Upon the aircraft’s descent into La Guardia, the plaintiff retrieved his camera from his bag to take a photograph of the New York City skyline, at which point the filing claims the woman — who had, yet again, moved to another seat — began yelling, “Don’t do it!” and “We’re dead!” at the man.
The disturbance forced the plane to make an abrupt landing to immediately evacuate all passengers off the aircraft, upon which point the plaintiff was detained by emergency responders on the tarmac.
Footage of the photographer being detained on the tarmac upon arrival at La Guardia was shared to Twitter by a fellow passenger on the day of the flight.
According to Rolling Stone, the filing says that AA employees on the flight would later tell the Federal Aviation Administration and other government officials that they believed the amateur photographer to be a threat because, according to the female passenger, he “had something dangerous,” “was timing the flight with a timing device,” “was texting pictures of bombs,” and “was looking at pictures of bombs and how to put bombs together,” among other behaviors.
However, court documents state the plaintiff only used his phone to set and subsequently turn off an alarm intended to wake him before the flight landed and that the female passenger eventually could not definitely say whether or not she saw suspicious photos or texts on the man’s phone.
Ultimately, the lawsuit states federal investigators found no evidence on the plaintiff’s iPhone or amongst his belongings to support the passenger’s statements to AA flight crew — and, after a lengthy detention in which the filing claims the plaintiff was neither read his rights nor allowed a phone call, federal agents dropped the plaintiff off at a taxi stand in the middle of the night.
AA allegedly did not issue an apology to the detained photographer for his experience.

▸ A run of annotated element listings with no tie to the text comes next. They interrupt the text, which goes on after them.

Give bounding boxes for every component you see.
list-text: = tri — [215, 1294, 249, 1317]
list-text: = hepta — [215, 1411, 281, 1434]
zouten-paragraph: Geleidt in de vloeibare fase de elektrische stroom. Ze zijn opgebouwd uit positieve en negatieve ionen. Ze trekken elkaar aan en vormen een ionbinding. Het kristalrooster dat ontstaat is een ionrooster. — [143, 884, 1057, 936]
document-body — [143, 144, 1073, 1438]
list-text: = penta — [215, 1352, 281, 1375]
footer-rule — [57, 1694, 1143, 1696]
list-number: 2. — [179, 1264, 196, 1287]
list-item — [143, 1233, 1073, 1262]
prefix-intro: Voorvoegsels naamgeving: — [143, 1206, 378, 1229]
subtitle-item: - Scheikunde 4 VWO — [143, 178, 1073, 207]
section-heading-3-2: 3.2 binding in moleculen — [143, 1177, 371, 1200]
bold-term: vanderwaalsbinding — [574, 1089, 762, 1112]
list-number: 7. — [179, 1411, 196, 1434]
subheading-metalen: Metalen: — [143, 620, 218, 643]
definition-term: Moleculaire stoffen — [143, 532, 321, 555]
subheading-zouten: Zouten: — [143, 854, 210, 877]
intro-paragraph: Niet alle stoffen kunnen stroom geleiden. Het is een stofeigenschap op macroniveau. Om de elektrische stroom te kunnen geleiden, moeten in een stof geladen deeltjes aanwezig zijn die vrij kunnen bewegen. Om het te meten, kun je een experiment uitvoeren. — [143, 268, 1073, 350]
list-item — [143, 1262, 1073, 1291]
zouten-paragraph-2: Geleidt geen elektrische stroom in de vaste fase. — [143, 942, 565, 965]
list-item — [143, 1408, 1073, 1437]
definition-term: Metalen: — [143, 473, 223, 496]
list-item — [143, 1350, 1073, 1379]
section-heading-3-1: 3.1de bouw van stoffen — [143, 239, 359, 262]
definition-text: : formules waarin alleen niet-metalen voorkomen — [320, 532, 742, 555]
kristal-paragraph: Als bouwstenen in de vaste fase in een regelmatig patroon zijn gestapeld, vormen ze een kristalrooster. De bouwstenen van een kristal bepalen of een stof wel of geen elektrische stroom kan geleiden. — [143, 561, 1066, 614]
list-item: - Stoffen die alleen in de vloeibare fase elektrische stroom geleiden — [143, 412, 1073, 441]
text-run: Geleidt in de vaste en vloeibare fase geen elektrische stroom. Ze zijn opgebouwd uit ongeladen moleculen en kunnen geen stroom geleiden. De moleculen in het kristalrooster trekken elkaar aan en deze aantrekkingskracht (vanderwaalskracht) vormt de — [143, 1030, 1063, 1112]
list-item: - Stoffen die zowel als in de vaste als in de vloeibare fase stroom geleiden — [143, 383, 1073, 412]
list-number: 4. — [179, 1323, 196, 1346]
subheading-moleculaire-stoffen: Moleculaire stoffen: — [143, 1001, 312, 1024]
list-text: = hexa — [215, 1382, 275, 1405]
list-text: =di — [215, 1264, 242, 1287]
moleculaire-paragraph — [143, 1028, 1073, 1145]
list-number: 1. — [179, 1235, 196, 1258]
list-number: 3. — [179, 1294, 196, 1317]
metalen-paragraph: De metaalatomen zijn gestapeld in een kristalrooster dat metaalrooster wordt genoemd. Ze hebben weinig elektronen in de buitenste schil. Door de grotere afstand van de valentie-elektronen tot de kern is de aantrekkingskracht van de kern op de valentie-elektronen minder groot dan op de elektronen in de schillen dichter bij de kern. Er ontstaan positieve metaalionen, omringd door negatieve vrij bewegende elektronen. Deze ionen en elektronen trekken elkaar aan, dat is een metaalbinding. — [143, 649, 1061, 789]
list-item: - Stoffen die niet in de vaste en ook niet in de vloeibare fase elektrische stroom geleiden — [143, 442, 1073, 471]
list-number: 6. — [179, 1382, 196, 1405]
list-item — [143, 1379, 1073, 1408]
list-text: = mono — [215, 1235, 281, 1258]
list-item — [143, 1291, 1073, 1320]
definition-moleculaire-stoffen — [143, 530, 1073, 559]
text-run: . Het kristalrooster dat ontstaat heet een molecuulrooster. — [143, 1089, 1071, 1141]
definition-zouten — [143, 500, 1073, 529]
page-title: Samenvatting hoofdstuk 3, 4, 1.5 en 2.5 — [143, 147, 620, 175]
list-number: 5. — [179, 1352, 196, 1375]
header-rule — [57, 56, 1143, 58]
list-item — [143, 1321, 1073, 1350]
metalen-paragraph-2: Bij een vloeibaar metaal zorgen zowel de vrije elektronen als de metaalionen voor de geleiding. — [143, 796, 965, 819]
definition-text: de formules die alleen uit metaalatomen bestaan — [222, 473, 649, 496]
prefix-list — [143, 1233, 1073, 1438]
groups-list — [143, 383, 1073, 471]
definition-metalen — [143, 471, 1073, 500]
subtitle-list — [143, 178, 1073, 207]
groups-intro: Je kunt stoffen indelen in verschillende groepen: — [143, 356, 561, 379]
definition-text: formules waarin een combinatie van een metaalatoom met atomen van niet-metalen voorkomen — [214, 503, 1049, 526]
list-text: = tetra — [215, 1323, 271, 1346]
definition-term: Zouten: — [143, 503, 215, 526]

A Port Authority spokesman would later tell reporter at The New York Times that law enforcement “determined that there was no criminality on the part of the passenger and he was released.”
This is not the first time AA has faced the wrath of photographers. In 2018, Michelle Frankfurter took to social media to share how AA had allegedly lost her cameras equipment worth $13,000.
While another video showed an AA baggage-handler dropping a photographer’s $20,000 camera kit.